1959 Mattel Strum-Fun Getar Ukulele
Oh, toys! The plastic ukulele was pretty much perfected from the get-go in the Islander uke, but actually having to play an instrument is the problem, isn't it? This crazy Mattel plastic uke came late in the game and, as a uke (once setup), it actually plays alright and has "a sound" -- thought I can't see how a kid would've made any progress on it with a "factory setup."
The main attraction with this bizarre thing, however, is an integrated, tined music box that responds to discs the user inserts in the rear of the instrument. The user "plays" the notes from the disc one at a time and, thus, sets the tempo via the lever arm.

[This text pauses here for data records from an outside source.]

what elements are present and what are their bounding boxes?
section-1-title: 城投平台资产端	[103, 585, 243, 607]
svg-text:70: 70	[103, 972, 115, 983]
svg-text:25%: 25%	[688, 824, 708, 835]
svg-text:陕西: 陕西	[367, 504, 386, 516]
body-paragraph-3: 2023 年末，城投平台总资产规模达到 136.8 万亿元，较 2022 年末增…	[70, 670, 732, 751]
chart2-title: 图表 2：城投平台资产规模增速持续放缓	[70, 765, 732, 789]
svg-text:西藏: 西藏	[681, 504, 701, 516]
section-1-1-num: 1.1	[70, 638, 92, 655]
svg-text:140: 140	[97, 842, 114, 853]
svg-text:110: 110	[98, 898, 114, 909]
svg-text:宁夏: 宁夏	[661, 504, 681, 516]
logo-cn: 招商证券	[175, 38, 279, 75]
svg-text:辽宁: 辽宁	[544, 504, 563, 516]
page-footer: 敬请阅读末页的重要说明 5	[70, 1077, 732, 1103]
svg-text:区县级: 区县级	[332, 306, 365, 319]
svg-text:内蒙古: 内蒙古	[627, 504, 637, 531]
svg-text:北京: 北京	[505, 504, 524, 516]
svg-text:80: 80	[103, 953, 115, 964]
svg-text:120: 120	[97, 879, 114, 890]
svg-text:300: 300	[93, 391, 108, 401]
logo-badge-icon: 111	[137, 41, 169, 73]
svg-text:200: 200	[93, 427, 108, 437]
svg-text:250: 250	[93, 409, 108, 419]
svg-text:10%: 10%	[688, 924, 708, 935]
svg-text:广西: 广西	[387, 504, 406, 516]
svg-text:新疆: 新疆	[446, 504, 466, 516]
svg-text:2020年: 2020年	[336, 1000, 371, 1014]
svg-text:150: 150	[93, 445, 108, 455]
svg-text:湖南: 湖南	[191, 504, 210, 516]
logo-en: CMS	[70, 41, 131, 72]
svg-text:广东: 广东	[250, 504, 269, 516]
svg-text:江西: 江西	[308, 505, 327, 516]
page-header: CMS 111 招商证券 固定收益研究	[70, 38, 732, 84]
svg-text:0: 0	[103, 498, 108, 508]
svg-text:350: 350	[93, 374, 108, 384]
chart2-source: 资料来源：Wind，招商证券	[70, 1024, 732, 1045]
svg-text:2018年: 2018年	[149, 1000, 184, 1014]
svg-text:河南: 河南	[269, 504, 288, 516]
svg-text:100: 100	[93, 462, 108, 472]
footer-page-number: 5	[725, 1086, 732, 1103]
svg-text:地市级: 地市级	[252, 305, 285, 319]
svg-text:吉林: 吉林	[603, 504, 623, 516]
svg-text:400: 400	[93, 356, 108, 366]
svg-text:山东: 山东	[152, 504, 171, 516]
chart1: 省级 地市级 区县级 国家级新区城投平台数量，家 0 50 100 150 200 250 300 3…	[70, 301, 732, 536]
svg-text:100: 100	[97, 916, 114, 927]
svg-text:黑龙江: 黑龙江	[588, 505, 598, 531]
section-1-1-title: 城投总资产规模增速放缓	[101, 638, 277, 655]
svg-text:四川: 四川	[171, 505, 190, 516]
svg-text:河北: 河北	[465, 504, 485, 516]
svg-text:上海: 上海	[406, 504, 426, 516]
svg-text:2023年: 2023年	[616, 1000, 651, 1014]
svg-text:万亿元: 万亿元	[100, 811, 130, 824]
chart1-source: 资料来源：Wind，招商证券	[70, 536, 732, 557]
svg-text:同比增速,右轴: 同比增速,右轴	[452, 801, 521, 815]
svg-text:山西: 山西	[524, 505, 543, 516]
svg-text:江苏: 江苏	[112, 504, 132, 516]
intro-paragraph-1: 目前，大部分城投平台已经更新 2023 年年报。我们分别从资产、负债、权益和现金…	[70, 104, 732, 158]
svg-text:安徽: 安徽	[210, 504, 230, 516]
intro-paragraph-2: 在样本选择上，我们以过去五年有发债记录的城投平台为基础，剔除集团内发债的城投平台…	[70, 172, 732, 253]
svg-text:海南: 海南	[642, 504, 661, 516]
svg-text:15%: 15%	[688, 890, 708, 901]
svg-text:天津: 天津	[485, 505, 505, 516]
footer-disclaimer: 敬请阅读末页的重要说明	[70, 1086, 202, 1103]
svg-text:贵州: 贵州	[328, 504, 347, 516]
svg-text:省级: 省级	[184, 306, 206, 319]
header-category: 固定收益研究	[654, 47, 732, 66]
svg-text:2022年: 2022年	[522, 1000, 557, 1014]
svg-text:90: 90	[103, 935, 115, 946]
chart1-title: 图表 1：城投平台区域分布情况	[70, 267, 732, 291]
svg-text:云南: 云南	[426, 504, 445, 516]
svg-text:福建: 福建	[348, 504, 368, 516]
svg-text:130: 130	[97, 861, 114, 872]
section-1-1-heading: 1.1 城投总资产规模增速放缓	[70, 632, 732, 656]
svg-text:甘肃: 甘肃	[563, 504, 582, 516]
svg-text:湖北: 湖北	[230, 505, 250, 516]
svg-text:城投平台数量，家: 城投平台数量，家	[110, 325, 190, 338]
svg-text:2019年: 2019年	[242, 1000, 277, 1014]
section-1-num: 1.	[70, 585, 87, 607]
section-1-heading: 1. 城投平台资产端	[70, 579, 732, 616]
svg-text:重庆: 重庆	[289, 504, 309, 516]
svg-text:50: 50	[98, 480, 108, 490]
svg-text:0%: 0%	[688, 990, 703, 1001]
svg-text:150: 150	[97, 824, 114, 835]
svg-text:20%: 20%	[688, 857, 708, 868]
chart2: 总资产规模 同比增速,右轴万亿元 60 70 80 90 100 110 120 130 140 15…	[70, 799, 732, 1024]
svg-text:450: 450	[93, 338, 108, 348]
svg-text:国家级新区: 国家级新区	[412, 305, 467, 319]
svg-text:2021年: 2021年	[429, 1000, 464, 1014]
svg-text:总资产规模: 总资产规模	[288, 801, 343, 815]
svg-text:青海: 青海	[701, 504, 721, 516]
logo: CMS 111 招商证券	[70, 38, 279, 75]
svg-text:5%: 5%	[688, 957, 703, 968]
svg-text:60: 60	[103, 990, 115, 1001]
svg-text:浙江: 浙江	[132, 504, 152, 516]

The music box is mounted to the "soundboard" and so it has a tone bigger than it ought to have and sounds downright eerie.
Amazingly, box and contents survived more-or-less intact, though two tuning pegs, strings, and one melody disc were lost to time.
Instead of leaving the top as black plastic, Mattel "fancied-it-up" with a birch-looking sticker.
Two of the pegs are mismatched and hopelessly-fit to the holes with some duct-tape on their sides. I'll have to replace the whole set at some point, though I didn't have anything of the right caliber (cheap, cheap, cheap) in my parts-bin at the moment.
While the neck starts-out straight, it gains some relief as it's tuned-up to pitch -- and I'm only using Martin fluorocarbons, too, which are on the wimpier side of modern strings.
I do like the bizarre bridge/tailpiece combination.
I can only imagine that the frustration I felt when swapping discs is the reason that Mattel gave up on these gadgets. I can't imagine any kid being happy with having to load this thing.